Very little has inspired so many questions and so much wonder than dinosaur fossils. From evolution to fiction books, they have crawled, thundered, and stomped into most corners of our society - it will most likely take another mass extinction to remove them from those corners.
But not all discoveries are so wondrous and magnificent, some are downright irritating - as is the case with the unfortunately named: Irritator challengeri or simply Irritator.
In the 1990s palaeontologist, Rupert Wild came across an interesting find on the fossil market. A well-preserved skull encased in plaster with only a fraction of the nose visible. His excitement grew when he realised the skull was possibly found in the Chapada do Araripe region, known for its Pterosaurs - a flying reptile species from the Cretaceous period (145-66 million years ago).

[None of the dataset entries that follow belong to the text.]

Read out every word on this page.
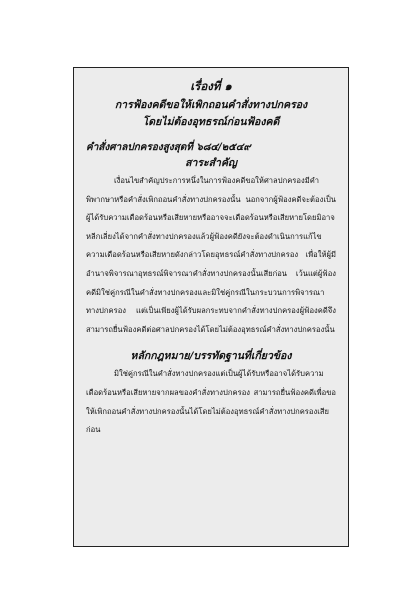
เรื่องที่ ๑
การฟ้องคดีขอให้เพิกถอนคำสั่งทางปกครอง
โดยไม่ต้องอุทธรณ์ก่อนฟ้องคดี
คำสั่งศาลปกครองสูงสุดที่ ๖๘๔/๒๕๔๙
สาระสำคัญ

เงื่อนไขสำคัญประการหนึ่งในการฟ้องคดีขอให้ศาลปกครองมีคำพิพากษาหรือคำสั่งเพิกถอนคำสั่งทางปกครองนั้น นอกจากผู้ฟ้องคดีจะต้องเป็นผู้ได้รับความเดือดร้อนหรือเสียหายหรืออาจจะเดือดร้อนหรือเสียหายโดยมิอาจหลีกเลี่ยงได้จากคำสั่งทางปกครองแล้วผู้ฟ้องคดียังจะต้องดำเนินการแก้ไขความเดือดร้อนหรือเสียหายดังกล่าวโดยอุทธรณ์คำสั่งทางปกครอง เพื่อให้ผู้มีอำนาจพิจารณาอุทธรณ์พิจารณาคำสั่งทางปกครองนั้นเสียก่อน เว้นแต่ผู้ฟ้องคดีมิใช่คู่กรณีในคำสั่งทางปกครองและมิใช่คู่กรณีในกระบวนการพิจารณาทางปกครอง แต่เป็นเพียงผู้ได้รับผลกระทบจากคำสั่งทางปกครองผู้ฟ้องคดีจึงสามารถยื่นฟ้องคดีต่อศาลปกครองได้โดยไม่ต้องอุทธรณ์คำสั่งทางปกครองนั้น

หลักกฎหมาย/บรรทัดฐานที่เกี่ยวข้อง

มิใช่คู่กรณีในคำสั่งทางปกครองแต่เป็นผู้ได้รับหรืออาจได้รับความเดือดร้อนหรือเสียหายจากผลของคำสั่งทางปกครอง สามารถยื่นฟ้องคดีเพื่อขอให้เพิกถอนคำสั่งทางปกครองนั้นได้โดยไม่ต้องอุทธรณ์คำสั่งทางปกครองเสียก่อน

Eager at the prospect of such a rare discovery, he bought the fossil and sent it off to the State Museum of Natural History Stuttgart in Germany. His colleagues, after examining the parts that were visible all agreed it must be some sort of Pterosaurs. However, others believed it was instead a large meat-eater.
The debate raged, but upon even closer examination of the exposed fossil, they discovered the skull was, in fact, faked. At least partly faked.
Whoever had dug up the skull had decided to add some embellishments to make it more appealing. Parts of the skull were glued together, others dipped in acid to make it look authentic, and even part of the nose had been completely faked.
The palaeontologists had a gruelling job ahead of them. They'd have to clean the now damaged (possibly ruined) skull. But something else was about to come to light.
As they were cleaning the skull, they did some extra digging to find out exactly where the skull came from. Turns out, the skull had been illegally exported from Brazil.
According to sources, it was discovered in the Santana do Cariri in northeastern Brazil. Brazil at that time had a ban against fossil trade which came into effect in 1942. So the fossil was illegally acquired by Wild. Frustrated beyond belief the group worked tirelessly to fix the skull and finally figure out what type of dinosaur it really was.
In 2002, six years after procuring the skull, they finally had an answer. It was a new species, part of the spinosaurid family. A large bi-pedal carnivore species which lightly resembles a crocodile. It had lived during the Early Cretaceous Period, about 110 million years ago.
But despite their joy at discovering a new species, they couldn't deny that the skull had created some serious problems. So they dubbed it Irritator - in memory of how damned annoying it was to discover. But because palaeontologists are not entirely heartless, they added a second name to the type; challengeri - after Professor Challenger from the book The Lost World.
Although the entire skeleton has yet to be found to date, scientists are able to make an educated guess as to how the dinosaur might have looked.
The Irritator might not stand next to T-Rex or Spinosaurs as the biggest bad-ass or most epic carnivore of the Mesozoic era. But it certainly is a memorable one in its own right - if not for the right reasons.